El arquitecto de los Detroit Pistons no cree en las buenas intenciones de la NBA. Piensa que aunque Silver y sus asesores hablan de nivelar las oportunidades de las franquicias, «quieren los súperequipos, y lo entiendo, porque les funciona bien a nivel de negocio». Van Gundy cree que sin draft y sin fijar un contrato máximo individual en los jugadores «empezaríamos a tener algo de paridad en la liga, pero la liga realmente no quiere esa igualdad».

En esa supuesta NBA sin draft y cuestionado por el deseo de los rookies de ir a jugar a los grandes destinos, despreciando los mercados pequeños, Van Gundy confía en una autorregulación natural: «Dicen que todo el mundo querría irse a jugar a Los Ángeles.

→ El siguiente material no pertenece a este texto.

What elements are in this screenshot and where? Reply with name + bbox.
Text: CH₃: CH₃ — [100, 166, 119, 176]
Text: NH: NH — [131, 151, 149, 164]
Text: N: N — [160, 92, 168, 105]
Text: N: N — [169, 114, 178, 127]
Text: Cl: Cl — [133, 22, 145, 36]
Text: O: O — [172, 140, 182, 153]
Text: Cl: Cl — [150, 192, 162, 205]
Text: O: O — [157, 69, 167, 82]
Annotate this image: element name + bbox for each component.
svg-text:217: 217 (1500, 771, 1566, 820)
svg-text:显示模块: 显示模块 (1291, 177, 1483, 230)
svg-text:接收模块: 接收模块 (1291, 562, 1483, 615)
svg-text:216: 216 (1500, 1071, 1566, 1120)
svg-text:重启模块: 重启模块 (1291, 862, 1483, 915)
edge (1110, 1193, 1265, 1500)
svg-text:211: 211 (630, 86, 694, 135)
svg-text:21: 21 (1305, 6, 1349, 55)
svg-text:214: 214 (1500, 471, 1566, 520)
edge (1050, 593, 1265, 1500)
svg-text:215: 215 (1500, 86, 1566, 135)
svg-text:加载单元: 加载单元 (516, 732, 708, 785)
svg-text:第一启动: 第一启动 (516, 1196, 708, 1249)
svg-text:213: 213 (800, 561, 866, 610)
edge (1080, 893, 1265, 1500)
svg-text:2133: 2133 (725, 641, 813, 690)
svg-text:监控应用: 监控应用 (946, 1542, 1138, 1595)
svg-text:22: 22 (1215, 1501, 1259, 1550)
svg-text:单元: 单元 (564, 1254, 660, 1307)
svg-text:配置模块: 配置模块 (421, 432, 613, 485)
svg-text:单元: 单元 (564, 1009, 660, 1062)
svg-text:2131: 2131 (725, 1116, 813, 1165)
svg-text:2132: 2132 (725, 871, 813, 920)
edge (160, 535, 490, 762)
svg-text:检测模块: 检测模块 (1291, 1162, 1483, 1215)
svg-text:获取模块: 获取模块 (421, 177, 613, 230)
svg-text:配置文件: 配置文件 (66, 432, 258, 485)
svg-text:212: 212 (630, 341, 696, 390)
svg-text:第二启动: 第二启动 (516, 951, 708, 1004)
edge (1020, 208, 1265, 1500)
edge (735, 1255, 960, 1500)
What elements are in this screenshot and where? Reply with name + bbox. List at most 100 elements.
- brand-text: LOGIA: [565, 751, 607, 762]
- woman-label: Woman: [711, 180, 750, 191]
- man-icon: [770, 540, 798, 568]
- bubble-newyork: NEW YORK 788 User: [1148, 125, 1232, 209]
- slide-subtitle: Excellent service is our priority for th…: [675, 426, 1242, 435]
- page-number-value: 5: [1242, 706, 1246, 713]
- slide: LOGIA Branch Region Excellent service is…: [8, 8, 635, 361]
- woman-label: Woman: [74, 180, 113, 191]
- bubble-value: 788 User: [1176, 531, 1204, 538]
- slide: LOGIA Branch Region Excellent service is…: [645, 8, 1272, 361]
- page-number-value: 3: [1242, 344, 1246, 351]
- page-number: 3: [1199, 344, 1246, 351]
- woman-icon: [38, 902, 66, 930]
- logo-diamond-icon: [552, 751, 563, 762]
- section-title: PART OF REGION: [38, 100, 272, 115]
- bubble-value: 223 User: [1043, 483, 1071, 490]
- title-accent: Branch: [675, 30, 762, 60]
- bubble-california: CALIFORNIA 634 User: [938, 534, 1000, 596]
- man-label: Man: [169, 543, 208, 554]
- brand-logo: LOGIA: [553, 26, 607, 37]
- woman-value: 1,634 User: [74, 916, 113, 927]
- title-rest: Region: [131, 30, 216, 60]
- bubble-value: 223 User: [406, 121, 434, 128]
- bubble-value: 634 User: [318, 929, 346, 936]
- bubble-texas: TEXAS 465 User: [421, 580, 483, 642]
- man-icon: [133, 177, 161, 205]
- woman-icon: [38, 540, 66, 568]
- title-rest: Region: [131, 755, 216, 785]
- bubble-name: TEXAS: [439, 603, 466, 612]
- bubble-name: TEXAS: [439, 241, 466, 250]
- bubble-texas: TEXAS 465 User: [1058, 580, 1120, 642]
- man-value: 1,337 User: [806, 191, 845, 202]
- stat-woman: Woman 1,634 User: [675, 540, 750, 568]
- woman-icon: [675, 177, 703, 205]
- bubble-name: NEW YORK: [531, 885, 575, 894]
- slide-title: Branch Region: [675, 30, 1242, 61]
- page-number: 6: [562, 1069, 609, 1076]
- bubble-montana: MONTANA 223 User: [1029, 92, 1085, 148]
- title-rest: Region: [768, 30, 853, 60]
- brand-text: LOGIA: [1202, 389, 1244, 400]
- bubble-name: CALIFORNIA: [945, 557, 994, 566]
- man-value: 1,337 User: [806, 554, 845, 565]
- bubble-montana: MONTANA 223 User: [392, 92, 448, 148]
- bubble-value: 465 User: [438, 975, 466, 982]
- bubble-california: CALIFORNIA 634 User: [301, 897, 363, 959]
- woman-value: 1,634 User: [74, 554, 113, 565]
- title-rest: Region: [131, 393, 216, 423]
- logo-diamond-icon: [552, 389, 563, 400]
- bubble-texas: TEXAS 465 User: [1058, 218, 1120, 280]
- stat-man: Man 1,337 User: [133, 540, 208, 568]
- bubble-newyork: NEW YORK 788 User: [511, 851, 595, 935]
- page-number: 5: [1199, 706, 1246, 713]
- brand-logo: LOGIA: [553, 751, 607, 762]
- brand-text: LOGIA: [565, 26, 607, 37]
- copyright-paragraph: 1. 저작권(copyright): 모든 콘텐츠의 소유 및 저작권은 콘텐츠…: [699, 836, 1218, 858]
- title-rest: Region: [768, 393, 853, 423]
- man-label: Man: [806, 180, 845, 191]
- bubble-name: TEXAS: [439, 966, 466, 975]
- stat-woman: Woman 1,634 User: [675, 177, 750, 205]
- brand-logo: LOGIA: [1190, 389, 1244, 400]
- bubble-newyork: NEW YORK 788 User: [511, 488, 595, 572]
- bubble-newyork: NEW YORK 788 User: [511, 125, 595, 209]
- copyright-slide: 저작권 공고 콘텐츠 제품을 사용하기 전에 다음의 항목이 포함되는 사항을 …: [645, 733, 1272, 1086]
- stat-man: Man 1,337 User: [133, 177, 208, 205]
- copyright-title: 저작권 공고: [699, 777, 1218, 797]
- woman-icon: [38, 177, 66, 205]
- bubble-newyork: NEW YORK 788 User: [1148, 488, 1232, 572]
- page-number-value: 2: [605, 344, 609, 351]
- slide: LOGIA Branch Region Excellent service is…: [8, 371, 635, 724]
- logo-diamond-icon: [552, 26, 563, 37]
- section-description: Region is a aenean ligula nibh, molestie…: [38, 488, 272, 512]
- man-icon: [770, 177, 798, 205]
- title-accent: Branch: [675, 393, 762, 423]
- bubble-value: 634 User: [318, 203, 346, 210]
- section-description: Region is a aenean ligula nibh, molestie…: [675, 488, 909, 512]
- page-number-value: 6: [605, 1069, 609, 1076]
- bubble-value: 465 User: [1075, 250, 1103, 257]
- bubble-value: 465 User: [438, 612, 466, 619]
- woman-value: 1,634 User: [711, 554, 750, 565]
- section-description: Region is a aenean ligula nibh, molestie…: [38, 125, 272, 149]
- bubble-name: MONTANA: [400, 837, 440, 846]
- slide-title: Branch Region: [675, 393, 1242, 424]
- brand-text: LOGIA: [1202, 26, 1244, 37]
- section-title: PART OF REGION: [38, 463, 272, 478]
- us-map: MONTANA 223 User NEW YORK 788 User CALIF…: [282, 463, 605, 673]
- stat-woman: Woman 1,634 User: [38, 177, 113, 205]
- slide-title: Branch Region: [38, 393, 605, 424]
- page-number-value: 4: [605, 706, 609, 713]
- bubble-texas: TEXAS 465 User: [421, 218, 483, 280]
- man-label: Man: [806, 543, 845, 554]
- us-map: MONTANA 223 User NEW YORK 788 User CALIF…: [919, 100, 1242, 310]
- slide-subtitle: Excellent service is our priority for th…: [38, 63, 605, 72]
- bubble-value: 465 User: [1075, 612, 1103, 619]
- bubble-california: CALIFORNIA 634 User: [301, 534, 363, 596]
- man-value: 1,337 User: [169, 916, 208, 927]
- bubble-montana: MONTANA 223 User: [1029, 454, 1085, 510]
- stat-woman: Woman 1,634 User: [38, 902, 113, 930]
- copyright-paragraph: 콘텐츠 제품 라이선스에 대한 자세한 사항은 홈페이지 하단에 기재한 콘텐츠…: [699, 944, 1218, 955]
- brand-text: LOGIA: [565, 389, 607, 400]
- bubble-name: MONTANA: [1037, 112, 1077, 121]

Bien, ¿a cuánto dinero renunciarían para ir a esos sitios?». Dicho de otro modo: con la solución Van Gundy sobre la mesa y los novatos convertidos en agentes libres, ¿habría mantenido Lonzo Ball su deseo de jugar en los Lakers si, es un decir, los Pelicans le hubiesen ofrecido el máximo contrato posible?

A Stan Van Gundy le da la impresión de que el modelo actual permite a unas cuantas franquicias «driblar» las limitaciones de la competición y perpetuar su dominio. Por eso quiere alterar el rumbo. Porque de driblar nadie sabe más que él.